I go to sleep with my left hand on my heart, my right on Jane’s butt.
This morning at three thirty, I woke from pain in my exposed paw, the one I left on my partners tush.
It was the sharp radiation of an insect bite, maybe a spider or blood sucking mosquito.
This summer the mosquitoes are smaller and angrier. They bite through clothing. They sting fast and hard.
In the old days, a mosquito would lounge and suck, eventually smacked and crushed in a bloody pile of tangled legs and wings.

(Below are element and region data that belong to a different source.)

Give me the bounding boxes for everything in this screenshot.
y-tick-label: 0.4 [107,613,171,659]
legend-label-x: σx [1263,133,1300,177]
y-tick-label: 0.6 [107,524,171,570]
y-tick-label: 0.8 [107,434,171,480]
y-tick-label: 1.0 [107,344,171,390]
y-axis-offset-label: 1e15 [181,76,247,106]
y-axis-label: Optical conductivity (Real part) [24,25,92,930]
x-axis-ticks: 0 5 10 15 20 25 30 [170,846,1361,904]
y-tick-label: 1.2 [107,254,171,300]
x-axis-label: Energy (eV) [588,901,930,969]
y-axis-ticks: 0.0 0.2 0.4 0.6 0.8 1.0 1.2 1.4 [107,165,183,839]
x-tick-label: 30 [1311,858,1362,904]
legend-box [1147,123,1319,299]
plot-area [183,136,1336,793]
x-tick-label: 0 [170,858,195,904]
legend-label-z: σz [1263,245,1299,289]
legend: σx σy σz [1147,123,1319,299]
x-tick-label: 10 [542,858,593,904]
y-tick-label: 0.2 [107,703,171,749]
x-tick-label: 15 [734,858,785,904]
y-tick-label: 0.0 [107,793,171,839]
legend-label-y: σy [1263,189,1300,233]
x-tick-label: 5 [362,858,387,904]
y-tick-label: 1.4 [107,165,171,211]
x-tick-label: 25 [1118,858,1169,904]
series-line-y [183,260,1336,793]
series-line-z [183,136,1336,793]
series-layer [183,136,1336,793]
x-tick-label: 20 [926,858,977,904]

There were multiple pain points, first on the side of my hand near my wrist, then my pinkie, the knuckles, my thumb, the one bulging vein on the top, where the IV was the last time I was in the ER.
How is this happening. I cannot sleep. My left hand is no help. The pain gets worse. In the dark I stumble down the hall and steps to my bathroom. There is an old bottle of Calamine lotion. Covered in pink, there is some relief.

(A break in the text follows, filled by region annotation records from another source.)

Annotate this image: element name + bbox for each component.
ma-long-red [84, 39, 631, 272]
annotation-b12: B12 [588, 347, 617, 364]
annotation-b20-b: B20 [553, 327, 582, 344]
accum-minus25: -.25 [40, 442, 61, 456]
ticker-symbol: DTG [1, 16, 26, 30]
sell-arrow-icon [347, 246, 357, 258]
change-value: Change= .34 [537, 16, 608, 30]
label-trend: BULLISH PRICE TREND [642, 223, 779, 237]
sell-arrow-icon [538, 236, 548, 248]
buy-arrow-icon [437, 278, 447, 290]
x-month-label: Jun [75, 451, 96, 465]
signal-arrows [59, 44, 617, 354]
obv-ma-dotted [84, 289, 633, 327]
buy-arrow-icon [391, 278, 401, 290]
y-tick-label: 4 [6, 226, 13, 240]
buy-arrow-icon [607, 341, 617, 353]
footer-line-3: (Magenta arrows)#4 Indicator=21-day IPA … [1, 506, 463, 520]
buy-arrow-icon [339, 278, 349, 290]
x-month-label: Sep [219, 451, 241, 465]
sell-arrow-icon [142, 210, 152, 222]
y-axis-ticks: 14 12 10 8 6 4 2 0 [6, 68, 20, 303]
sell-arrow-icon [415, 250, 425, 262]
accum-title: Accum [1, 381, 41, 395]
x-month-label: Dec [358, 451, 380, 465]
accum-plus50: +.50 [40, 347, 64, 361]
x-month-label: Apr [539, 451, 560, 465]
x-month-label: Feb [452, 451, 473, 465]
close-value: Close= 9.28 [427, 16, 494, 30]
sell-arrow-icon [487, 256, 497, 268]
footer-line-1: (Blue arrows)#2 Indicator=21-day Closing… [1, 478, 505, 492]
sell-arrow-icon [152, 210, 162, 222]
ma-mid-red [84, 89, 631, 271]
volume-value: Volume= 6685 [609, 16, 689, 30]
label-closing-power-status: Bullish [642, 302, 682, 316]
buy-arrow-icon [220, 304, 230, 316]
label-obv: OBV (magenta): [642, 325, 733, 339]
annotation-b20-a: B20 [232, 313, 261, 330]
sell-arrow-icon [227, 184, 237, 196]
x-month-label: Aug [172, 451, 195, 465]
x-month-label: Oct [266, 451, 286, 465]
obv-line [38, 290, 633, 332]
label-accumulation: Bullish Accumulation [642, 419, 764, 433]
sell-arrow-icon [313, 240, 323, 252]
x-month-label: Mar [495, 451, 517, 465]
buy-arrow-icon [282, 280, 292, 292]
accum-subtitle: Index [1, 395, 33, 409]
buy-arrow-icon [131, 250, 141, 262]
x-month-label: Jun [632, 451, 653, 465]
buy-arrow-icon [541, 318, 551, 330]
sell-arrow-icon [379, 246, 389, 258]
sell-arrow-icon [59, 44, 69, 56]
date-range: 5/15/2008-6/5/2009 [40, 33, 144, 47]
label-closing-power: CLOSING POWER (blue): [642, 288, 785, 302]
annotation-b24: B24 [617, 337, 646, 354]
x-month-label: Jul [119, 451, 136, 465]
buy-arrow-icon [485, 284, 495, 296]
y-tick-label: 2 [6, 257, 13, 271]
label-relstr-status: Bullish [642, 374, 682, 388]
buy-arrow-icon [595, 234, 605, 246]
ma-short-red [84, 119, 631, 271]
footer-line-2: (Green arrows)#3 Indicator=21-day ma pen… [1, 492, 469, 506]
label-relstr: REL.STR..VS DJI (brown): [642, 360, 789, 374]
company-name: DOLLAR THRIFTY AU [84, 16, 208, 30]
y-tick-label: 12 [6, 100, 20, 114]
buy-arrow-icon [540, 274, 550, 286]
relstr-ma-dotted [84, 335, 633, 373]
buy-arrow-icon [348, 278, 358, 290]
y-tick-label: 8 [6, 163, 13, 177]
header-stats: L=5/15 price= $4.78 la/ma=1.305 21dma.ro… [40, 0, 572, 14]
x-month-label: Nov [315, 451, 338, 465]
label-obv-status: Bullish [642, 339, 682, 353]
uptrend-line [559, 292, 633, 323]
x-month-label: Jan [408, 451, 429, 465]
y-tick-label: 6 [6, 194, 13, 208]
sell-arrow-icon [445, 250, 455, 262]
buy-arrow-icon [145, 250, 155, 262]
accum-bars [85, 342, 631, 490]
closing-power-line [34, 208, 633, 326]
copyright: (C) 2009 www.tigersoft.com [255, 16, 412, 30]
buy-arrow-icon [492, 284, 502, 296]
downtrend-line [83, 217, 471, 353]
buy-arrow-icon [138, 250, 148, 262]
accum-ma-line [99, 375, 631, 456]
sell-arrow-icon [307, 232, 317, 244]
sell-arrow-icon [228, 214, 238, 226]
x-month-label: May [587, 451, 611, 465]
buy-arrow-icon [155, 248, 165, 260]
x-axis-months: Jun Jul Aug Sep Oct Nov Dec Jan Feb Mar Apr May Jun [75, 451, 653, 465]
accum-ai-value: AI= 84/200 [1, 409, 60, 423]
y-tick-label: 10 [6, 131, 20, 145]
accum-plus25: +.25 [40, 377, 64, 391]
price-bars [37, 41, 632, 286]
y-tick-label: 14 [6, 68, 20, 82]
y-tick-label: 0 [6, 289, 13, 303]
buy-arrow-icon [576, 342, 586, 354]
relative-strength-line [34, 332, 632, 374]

Two minutes later, the dusty layer bounces over my now throbbing limb. I have another tube of something not toothpaste that’s natural and safe and all that. I schmutz it all over, right on top of the pink dust. It’s cool. It’s got a freshness about it. Maybe it is toothpaste.
All I can think of is a bucket of ice water, but I have no bucket. Jane probably has a bucket, but I cannot wake her for this lame crisis.
I turn on the coffee pot. Turn on the toaster. Turn on the cold water. Let it run cold as it will get. I didn’t know how cold it could get. My hand now hurt from the cold. So now full blast the other way. Pretty sure the water could cook broccoli or brew tea. But I’m waiting for toast and coffee, and instead scald my hand.
Alternating temperature extremes has numbed everything, can’t feel a thing. Finally, I return to bed where Jane is snoring up a storm. Often these mid-sleep episodes subside when I put my hand back on her butt. That is not happening.